If the person isn't the piston, then you would have to use the entire mass of the failed containment vessel for a total loss of containment (that doesn't seem credible) or the fraction that is involved in the hypothetical failed area of a credible scenario. Right?

Good luck,
Latexman

 

[IRstuff]

No, the person would simply be sitting on the atmosphere side of the piston, but both the piston and the person would need to be accelerated, thus incurring a larger energy consumption.

There may be some confusion about the OP's actual desires. His most recent postings involve propelling a person on purpose and not about a failed containment vessel.

TTFN

 

[25362]

The work in the expression I brought is indeed Work[sub]max[/sub]- Work[sub]surr[/sub].

Studies have confirmed that with exploding vessels the work done by the expanding gas is associated with adiabatic expansions. The general expression being:

W = [∫] PdV = (P[sub]2[/sub]V[sub]2[/sub]-P[sub]1[/sub]V[sub]1[/sub])] / (1-n)​

where n = k = Cp/Cv assumed constant, for adiabatic expansions, the subscripts 1 and 2 represent initial and final states. Rewriting the expression and replacing V[sub]2[/sub], the result is:

W = [P[sub]1[/sub]V[sub]1[/sub]/(k-1)] [1-(P[sub]2[/sub]/P[sub]1[/sub])[sup](k-1)/k[/sup]]​

n, a bit smaller than k, for a polytropic expansion; for an isothermic expansion, W = P[sub]1[/sub]V[sub]1[/sub] ln(P[sub]1[/sub]/P[sub]2[/sub])

As for KE one doesn't need the conversion factor g[sub]c[/sub] when using mass in kg, velocity in m/s, since the resulting kg.m[sup]2[/sup]/s[sup]2[/sup] = J.

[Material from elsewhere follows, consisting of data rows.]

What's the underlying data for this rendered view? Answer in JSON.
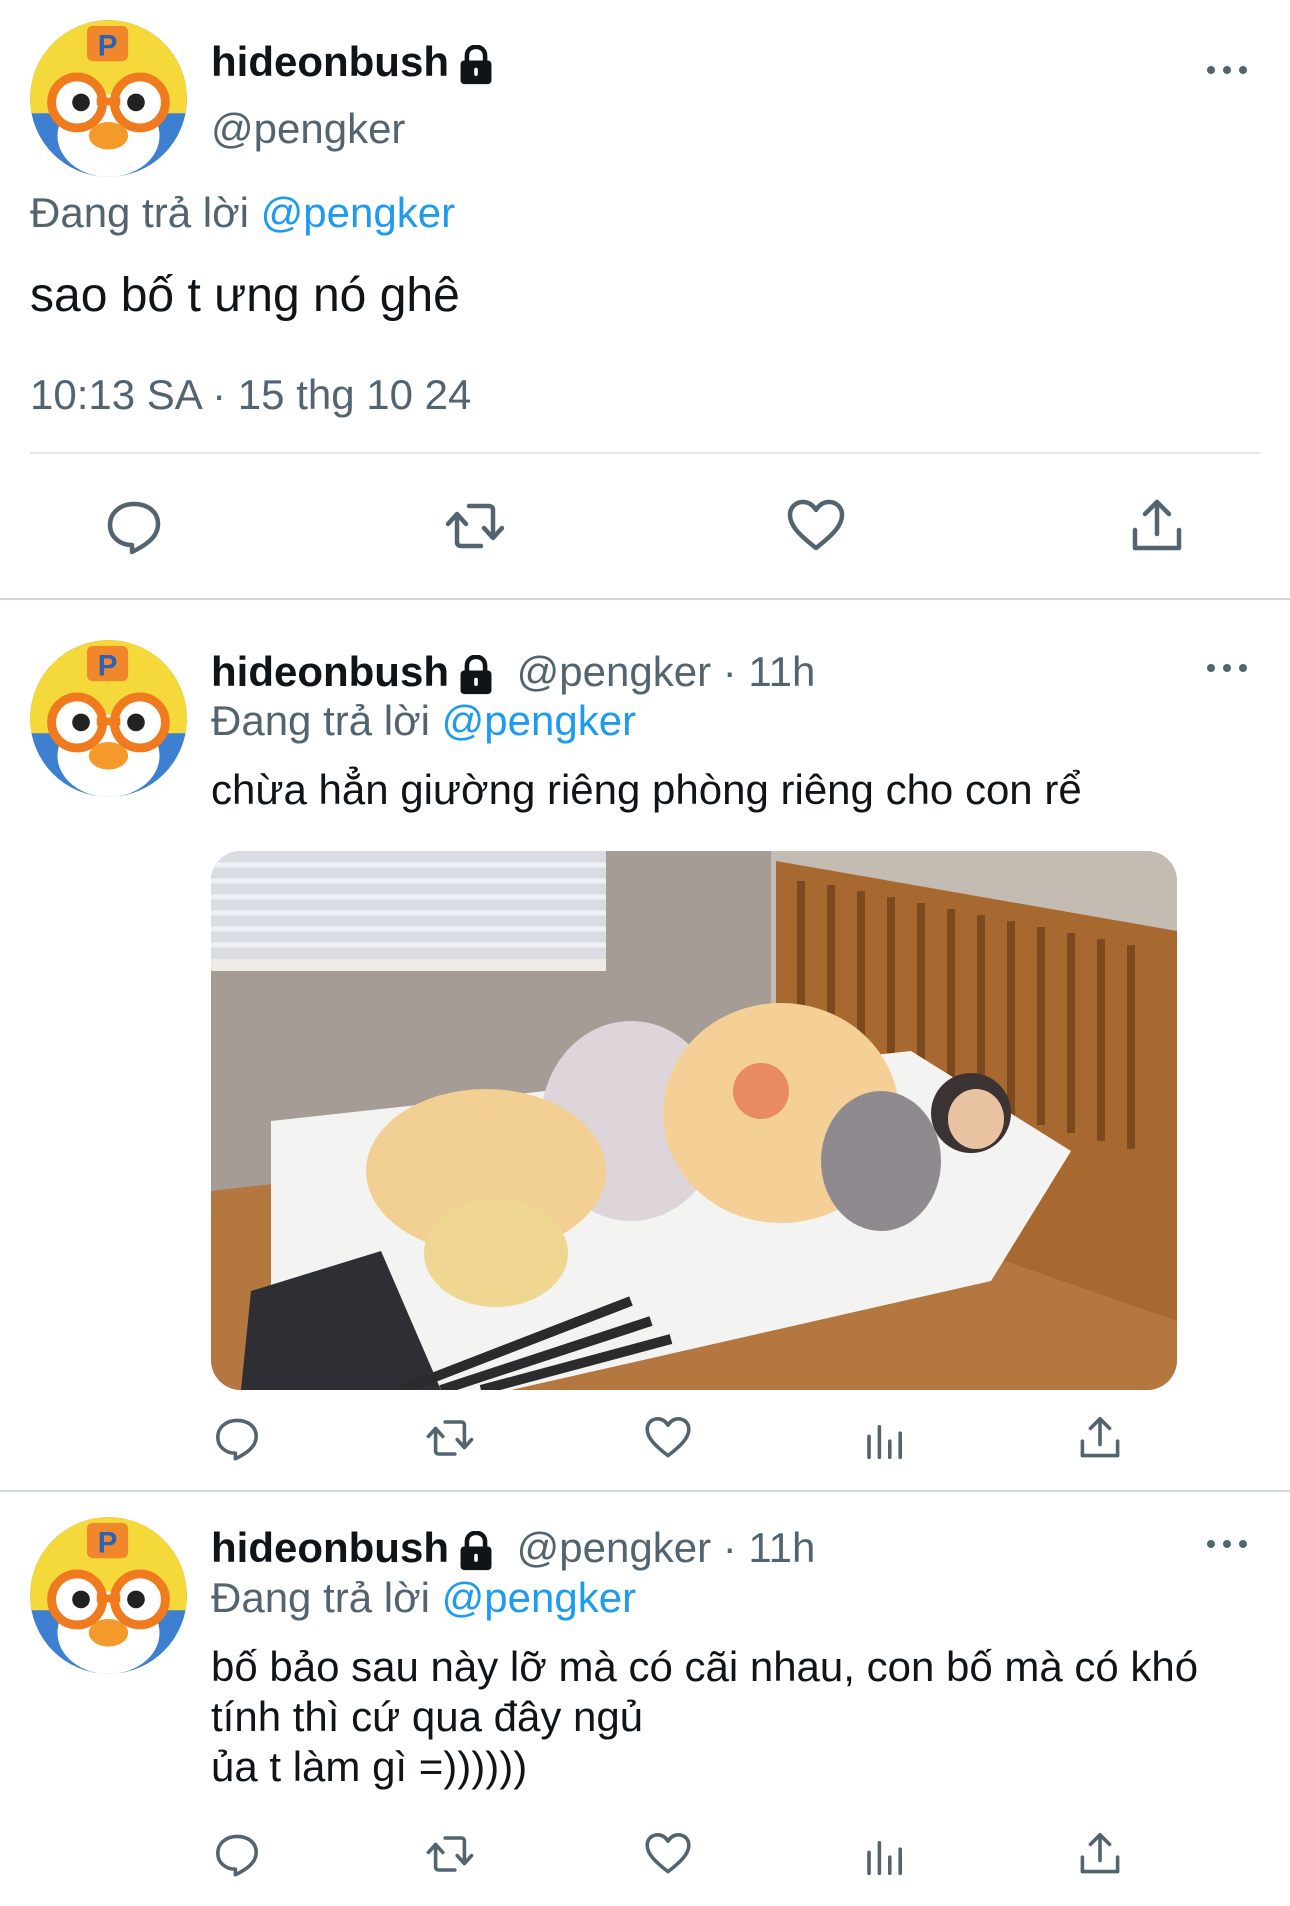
{
  "main_tweet": {
    "display_name": "hideonbush",
    "handle": "@pengker",
    "replying_prefix": "Đang trả lời",
    "replying_to": "@pengker",
    "text": "sao bố t ưng nó ghê",
    "timestamp": "10:13 SA · 15 thg 10 24",
    "icons": [
      "comment-icon",
      "retweet-icon",
      "like-icon",
      "share-icon"
    ]
  },
  "replies": [
    {
      "display_name": "hideonbush",
      "handle": "@pengker",
      "time": "· 11h",
      "replying_prefix": "Đang trả lời",
      "replying_to": "@pengker",
      "text": "chừa hẳn giường riêng phòng riêng cho con rể",
      "has_photo": true,
      "icons": [
        "comment-icon",
        "retweet-icon",
        "like-icon",
        "analytics-icon",
        "share-icon"
      ]
    },
    {
      "display_name": "hideonbush",
      "handle": "@pengker",
      "time": "· 11h",
      "replying_prefix": "Đang trả lời",
      "replying_to": "@pengker",
      "text_lines": [
        "bố bảo sau này lỡ mà có cãi nhau, con bố mà có khó",
        "tính thì cứ qua đây ngủ",
        "ủa t làm gì =))))))"
      ],
      "icons": [
        "comment-icon",
        "retweet-icon",
        "like-icon",
        "analytics-icon",
        "share-icon"
      ]
    }
  ],
  "colors": {
    "text": "#0f1419",
    "secondary": "#536471",
    "link": "#1d9bf0",
    "divider": "#cfd9de"
  }
}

BTW, if the depressurizing is done adiabatically (thermally insulated containers) the remaining air in the containers would cool down by

T[sub]2[/sub]/T[sub]1[/sub] = (P[sub]2[/sub]/P[sub]1[/sub])[sup](k-1)/k[/sup]​

 

[israelkk]

I is not just the volume of air. The time to transfer it is also an issue. If you want to use a piston to create the force to push/eject an object then you have to take into account the flow rate into the piston. From my experience this may be the main concern. I have designed an ejecting system using a fabric/rubber sack as a mass less piston. The gas to fill the sack came from a pressure vessel. It appears that the object speed may be sometimes faster then the filling process of the sack so the pressure in the sack is variable. To solve such a system you have to write a set of differential equations that accounts for the gas dynamics and thermodynamics coupled with the dynamic equations of the moving objects and solve them numerically.

 

[moltenmetal]

Note the significant difference between the quantity of work you can get out of a given volume of stored compressed air depending on whether the expansion is adiabatic or isothermal (i.e. absorbing heat from the surroundings). If you can do the ideal, reversible expansion under isothermal conditions, you can get a great deal more work out of a given stored volume of gas than if you do it adiabatically. Unfortunately, you need the time and area (and potential frictional loss) associated with the required heat transfer area to get the benefit of that additional work, which in most devices propelled by compressed air is just simply not used. This reality, combined with the realities of the compression side of the equation using real compression equipment, limits the energy efficiency of using compressed air as an energy storage medium.